En ese “Y ustedes callarán” no hay una bravuconería política sin más. No se está ante la rutinaria planicie argumental. No es tampoco un acaloramiento propio del rifirrafe político que ha convertido la política española en algo sucio, tóxico, aliado del Covid-19.

Pretenden algunos que creamos que el bocazas escupe veneno pero que en realidad es inofensivo. O sea, que ese veneno no produce guerravilismo, miseria, hambre. Un veneno de chichinabo que, si acaso, genera un ligero pero molesto escozor. Poco más. Nos ponemos una cremita de andar por casa y adiós veneno. Adiós Pablo Iglesias.

Pero no. Ni mucho menos.

En el “Y ustedes callarán” ha cobrado vida el matonismo de la extrema izquierda de la segunda república. El señalamiento que nos convierte en enemigos. Más pronto que tarde en fiambres. Al tiempo.

Recuerda el “Y ustedes callarán” al “ustedes no volverán a sentarse en un Consejo de Ministros”. Y, sobre todo, recuerda las frases lapidarias de los portadores de muerte en el Congreso del 36.

“El señor diputado ha hablado por última vez en esta cámara”.

…Y lo sacaron de casa y le dispararon varias veces y dejaron el cuerpo tirado en una acera y después comenzó una guerra y después…

Leopoldo Calvo Sotelo era el nombre del diputado asesinado.

Hoy, Pablo Iglesias, con medios de comunicación, periodistas peloteros (escarabajos hediondos), redes sociales controladas y un populacho con derecho a voto que vota lo que vota, y así nos va (nos irá), es un hombre mediocre y nefando que ostenta poder y Sánchez lo engorda para mantener su equidistancia.

“Y ustedes callarán”.

Oh, no, Pablo. Yo no callaré. Jamás.

Tú no me callarás. No me callará Echenique. No me callará Montero. No me callará Colau. No me callará El Plural, El Diario, la porqueriza mediática a tu servicio. No me callará. El comunismo bolivariano no callará a nadie.

Tú callarás al fin.

Enmudecerán tus huesos y serás un negro pasado.

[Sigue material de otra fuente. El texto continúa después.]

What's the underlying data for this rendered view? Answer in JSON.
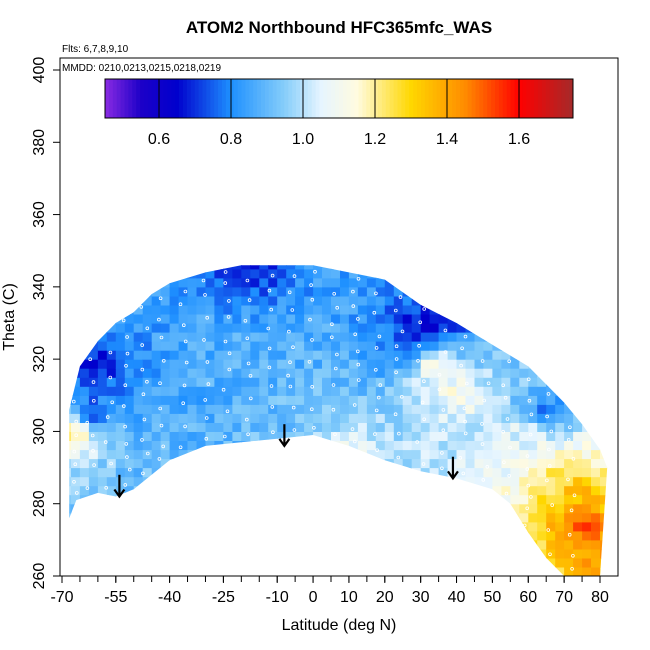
{
  "chart_data": {
    "type": "heatmap",
    "title": "ATOM2 Northbound HFC365mfc_WAS",
    "annotations": [
      "Flts: 6,7,8,9,10",
      "MMDD: 0210,0213,0215,0218,0219"
    ],
    "xlabel": "Latitude (deg N)",
    "ylabel": "Theta (C)",
    "xlim": [
      -70,
      80
    ],
    "ylim": [
      260,
      400
    ],
    "x_ticks": [
      -70,
      -55,
      -40,
      -25,
      -10,
      0,
      10,
      20,
      30,
      40,
      50,
      60,
      70,
      80
    ],
    "x_tick_labels": [
      "-70",
      "-55",
      "-40",
      "-25",
      "-10",
      "0",
      "10",
      "20",
      "30",
      "40",
      "50",
      "60",
      "70",
      "80"
    ],
    "y_ticks": [
      260,
      280,
      300,
      320,
      340,
      360,
      380,
      400
    ],
    "y_tick_labels": [
      "260",
      "280",
      "300",
      "320",
      "340",
      "360",
      "380",
      "400"
    ],
    "colorbar": {
      "range": [
        0.45,
        1.75
      ],
      "ticks": [
        0.6,
        0.8,
        1.0,
        1.2,
        1.4,
        1.6
      ],
      "tick_labels": [
        "0.6",
        "0.8",
        "1.0",
        "1.2",
        "1.4",
        "1.6"
      ],
      "stops": [
        {
          "value": 0.45,
          "color": "#8a2be2"
        },
        {
          "value": 0.55,
          "color": "#1c00c8"
        },
        {
          "value": 0.65,
          "color": "#0000cd"
        },
        {
          "value": 0.8,
          "color": "#1e90ff"
        },
        {
          "value": 0.95,
          "color": "#87cefa"
        },
        {
          "value": 1.05,
          "color": "#e6f5ff"
        },
        {
          "value": 1.15,
          "color": "#fffbe0"
        },
        {
          "value": 1.3,
          "color": "#ffd700"
        },
        {
          "value": 1.45,
          "color": "#ff8c00"
        },
        {
          "value": 1.6,
          "color": "#ff0000"
        },
        {
          "value": 1.75,
          "color": "#a52a2a"
        }
      ]
    },
    "data_envelope": {
      "lower_theta": [
        {
          "lat": -68,
          "theta": 276
        },
        {
          "lat": -66,
          "theta": 281
        },
        {
          "lat": -60,
          "theta": 283
        },
        {
          "lat": -55,
          "theta": 282
        },
        {
          "lat": -50,
          "theta": 284
        },
        {
          "lat": -40,
          "theta": 292
        },
        {
          "lat": -30,
          "theta": 296
        },
        {
          "lat": -20,
          "theta": 297
        },
        {
          "lat": -10,
          "theta": 298
        },
        {
          "lat": 0,
          "theta": 299
        },
        {
          "lat": 10,
          "theta": 296
        },
        {
          "lat": 20,
          "theta": 292
        },
        {
          "lat": 30,
          "theta": 289
        },
        {
          "lat": 40,
          "theta": 287
        },
        {
          "lat": 50,
          "theta": 284
        },
        {
          "lat": 55,
          "theta": 280
        },
        {
          "lat": 60,
          "theta": 272
        },
        {
          "lat": 65,
          "theta": 265
        },
        {
          "lat": 70,
          "theta": 260
        },
        {
          "lat": 80,
          "theta": 260
        }
      ],
      "upper_theta": [
        {
          "lat": -68,
          "theta": 306
        },
        {
          "lat": -65,
          "theta": 318
        },
        {
          "lat": -60,
          "theta": 325
        },
        {
          "lat": -55,
          "theta": 330
        },
        {
          "lat": -50,
          "theta": 333
        },
        {
          "lat": -45,
          "theta": 338
        },
        {
          "lat": -40,
          "theta": 341
        },
        {
          "lat": -30,
          "theta": 344
        },
        {
          "lat": -20,
          "theta": 346
        },
        {
          "lat": -10,
          "theta": 346
        },
        {
          "lat": 0,
          "theta": 346
        },
        {
          "lat": 10,
          "theta": 344
        },
        {
          "lat": 20,
          "theta": 342
        },
        {
          "lat": 30,
          "theta": 335
        },
        {
          "lat": 40,
          "theta": 330
        },
        {
          "lat": 50,
          "theta": 324
        },
        {
          "lat": 60,
          "theta": 318
        },
        {
          "lat": 65,
          "theta": 313
        },
        {
          "lat": 70,
          "theta": 308
        },
        {
          "lat": 75,
          "theta": 302
        },
        {
          "lat": 80,
          "theta": 295
        },
        {
          "lat": 82,
          "theta": 290
        }
      ]
    },
    "features": [
      {
        "lat": 30,
        "theta": 328,
        "value": 0.6
      },
      {
        "lat": 35,
        "theta": 330,
        "value": 0.62
      },
      {
        "lat": -60,
        "theta": 318,
        "value": 0.65
      },
      {
        "lat": -62,
        "theta": 305,
        "value": 0.68
      },
      {
        "lat": -18,
        "theta": 345,
        "value": 0.65
      },
      {
        "lat": 25,
        "theta": 320,
        "value": 0.75
      },
      {
        "lat": 65,
        "theta": 305,
        "value": 0.7
      },
      {
        "lat": 75,
        "theta": 274,
        "value": 1.6
      },
      {
        "lat": 75,
        "theta": 283,
        "value": 1.4
      },
      {
        "lat": 80,
        "theta": 265,
        "value": 1.45
      },
      {
        "lat": 70,
        "theta": 290,
        "value": 1.25
      },
      {
        "lat": -67,
        "theta": 300,
        "value": 1.3
      },
      {
        "lat": 40,
        "theta": 310,
        "value": 1.15
      },
      {
        "lat": 60,
        "theta": 300,
        "value": 1.1
      },
      {
        "lat": 33,
        "theta": 318,
        "value": 1.25
      },
      {
        "lat": 10,
        "theta": 295,
        "value": 1.1
      },
      {
        "lat": -40,
        "theta": 310,
        "value": 0.85
      },
      {
        "lat": -20,
        "theta": 320,
        "value": 0.88
      },
      {
        "lat": 0,
        "theta": 310,
        "value": 0.9
      }
    ],
    "arrows": [
      {
        "lat": -54,
        "theta_top": 288,
        "theta_tip": 282
      },
      {
        "lat": -8,
        "theta_top": 302,
        "theta_tip": 296
      },
      {
        "lat": 39,
        "theta_top": 293,
        "theta_tip": 287
      }
    ],
    "grid": false
  }
}
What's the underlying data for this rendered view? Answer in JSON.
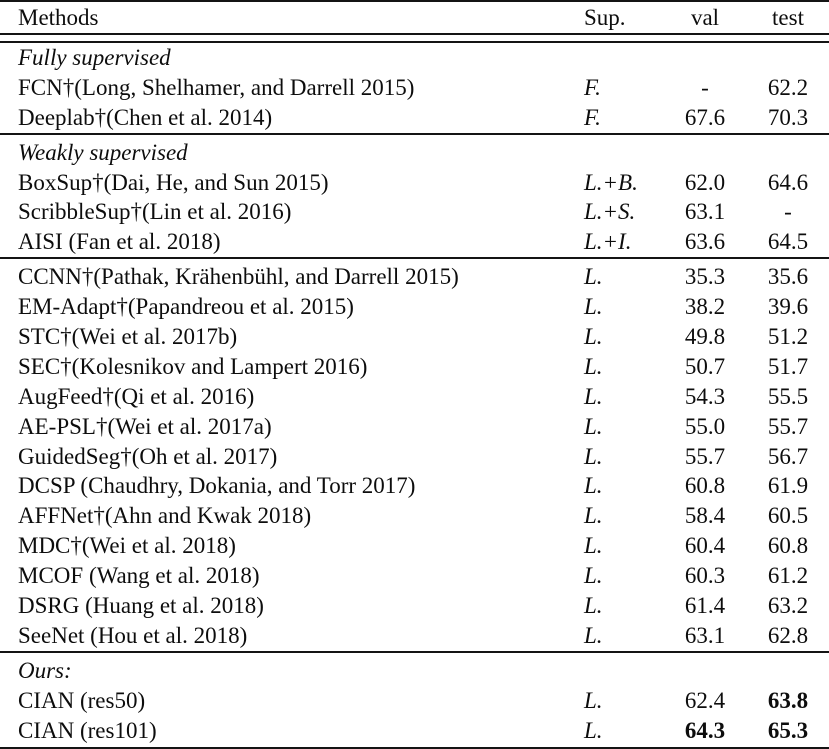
{
  "table": {
    "headers": {
      "methods": "Methods",
      "sup": "Sup.",
      "val": "val",
      "test": "test"
    },
    "rows": [
      {
        "label": "Fully supervised"
      },
      {
        "method": "FCN†(Long, Shelhamer, and Darrell 2015)",
        "sup": "F.",
        "val": "-",
        "test": "62.2"
      },
      {
        "method": "Deeplab†(Chen et al. 2014)",
        "sup": "F.",
        "val": "67.6",
        "test": "70.3"
      },
      {
        "label": "Weakly supervised"
      },
      {
        "method": "BoxSup†(Dai, He, and Sun 2015)",
        "sup": "L.+B.",
        "val": "62.0",
        "test": "64.6"
      },
      {
        "method": "ScribbleSup†(Lin et al. 2016)",
        "sup": "L.+S.",
        "val": "63.1",
        "test": "-"
      },
      {
        "method": "AISI (Fan et al. 2018)",
        "sup": "L.+I.",
        "val": "63.6",
        "test": "64.5"
      },
      {
        "method": "CCNN†(Pathak, Krähenbühl, and Darrell 2015)",
        "sup": "L.",
        "val": "35.3",
        "test": "35.6"
      },
      {
        "method": "EM-Adapt†(Papandreou et al. 2015)",
        "sup": "L.",
        "val": "38.2",
        "test": "39.6"
      },
      {
        "method": "STC†(Wei et al. 2017b)",
        "sup": "L.",
        "val": "49.8",
        "test": "51.2"
      },
      {
        "method": "SEC†(Kolesnikov and Lampert 2016)",
        "sup": "L.",
        "val": "50.7",
        "test": "51.7"
      },
      {
        "method": "AugFeed†(Qi et al. 2016)",
        "sup": "L.",
        "val": "54.3",
        "test": "55.5"
      },
      {
        "method": "AE-PSL†(Wei et al. 2017a)",
        "sup": "L.",
        "val": "55.0",
        "test": "55.7"
      },
      {
        "method": "GuidedSeg†(Oh et al. 2017)",
        "sup": "L.",
        "val": "55.7",
        "test": "56.7"
      },
      {
        "method": "DCSP (Chaudhry, Dokania, and Torr 2017)",
        "sup": "L.",
        "val": "60.8",
        "test": "61.9"
      },
      {
        "method": "AFFNet†(Ahn and Kwak 2018)",
        "sup": "L.",
        "val": "58.4",
        "test": "60.5"
      },
      {
        "method": "MDC†(Wei et al. 2018)",
        "sup": "L.",
        "val": "60.4",
        "test": "60.8"
      },
      {
        "method": "MCOF (Wang et al. 2018)",
        "sup": "L.",
        "val": "60.3",
        "test": "61.2"
      },
      {
        "method": "DSRG (Huang et al. 2018)",
        "sup": "L.",
        "val": "61.4",
        "test": "63.2"
      },
      {
        "method": "SeeNet (Hou et al. 2018)",
        "sup": "L.",
        "val": "63.1",
        "test": "62.8"
      },
      {
        "label": "Ours:"
      },
      {
        "method": "CIAN (res50)",
        "sup": "L.",
        "val": "62.4",
        "test": "63.8"
      },
      {
        "method": "CIAN (res101)",
        "sup": "L.",
        "val": "64.3",
        "test": "65.3"
      }
    ],
    "colors": {
      "text": "#0d0d0d",
      "rule": "#141414",
      "background": "#ffffff"
    }
  }
}
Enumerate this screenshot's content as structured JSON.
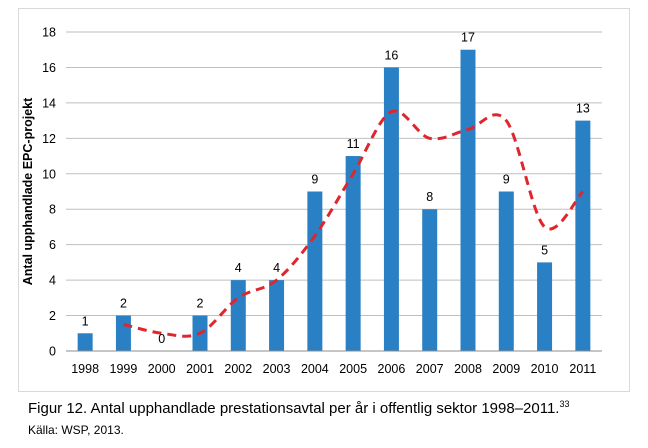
{
  "chart_data": {
    "type": "bar",
    "categories": [
      "1998",
      "1999",
      "2000",
      "2001",
      "2002",
      "2003",
      "2004",
      "2005",
      "2006",
      "2007",
      "2008",
      "2009",
      "2010",
      "2011"
    ],
    "values": [
      1,
      2,
      0,
      2,
      4,
      4,
      9,
      11,
      16,
      8,
      17,
      9,
      5,
      13
    ],
    "data_labels": [
      "1",
      "2",
      "0",
      "2",
      "4",
      "4",
      "9",
      "11",
      "16",
      "8",
      "17",
      "9",
      "5",
      "13"
    ],
    "trend": {
      "style": "dashed",
      "color": "#e0262d",
      "x": [
        "1999",
        "2000",
        "2001",
        "2002",
        "2003",
        "2004",
        "2005",
        "2006",
        "2007",
        "2008",
        "2009",
        "2010",
        "2011"
      ],
      "values": [
        1.5,
        1.0,
        1.0,
        3.0,
        4.0,
        6.5,
        10.0,
        13.5,
        12.0,
        12.5,
        13.0,
        7.0,
        9.0
      ]
    },
    "ylabel": "Antal upphandlade EPC-projekt",
    "xlabel": "",
    "ylim": [
      0,
      18
    ],
    "yticks": [
      "0",
      "2",
      "4",
      "6",
      "8",
      "10",
      "12",
      "14",
      "16",
      "18"
    ],
    "grid": true,
    "bar_color": "#2a80c4",
    "grid_color": "#bfbfbf"
  },
  "caption": {
    "text": "Figur 12.  Antal upphandlade prestationsavtal per år i offentlig sektor 1998–2011.",
    "footnote": "33"
  },
  "source": "Källa: WSP, 2013."
}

“Se comprende que Lastra y sus tuiteros con escaño se aferren al sanchismo, ¿pero qué lleva a gente con estudios -Calviño, Escrivá, el propio Illa- a compartir carrera con las mañas despóticas de un plagiario hortera que no vale ni para leer el teleprónter, por no hablar de la obediencia jerárquica a un fan del castrismo al borde de la imputación? ¿Por qué Campo o Marlaska participan abducidos en la degradación de su antiguo prestigio? ¿Merece la pena figurar para los restos en la orla del equipo que destruyó España para una década? Yo el chantaje lo puedo entender, una pistola en la sien, el secuestro de tus hijas; pero el éxito intimidatorio de los acomplejados que se transforman en maltratadores no me cabe en la cabeza”, escribe Jorge Bustos.

Puta y asesina insania. Otra vez traída y regada por la izquierda.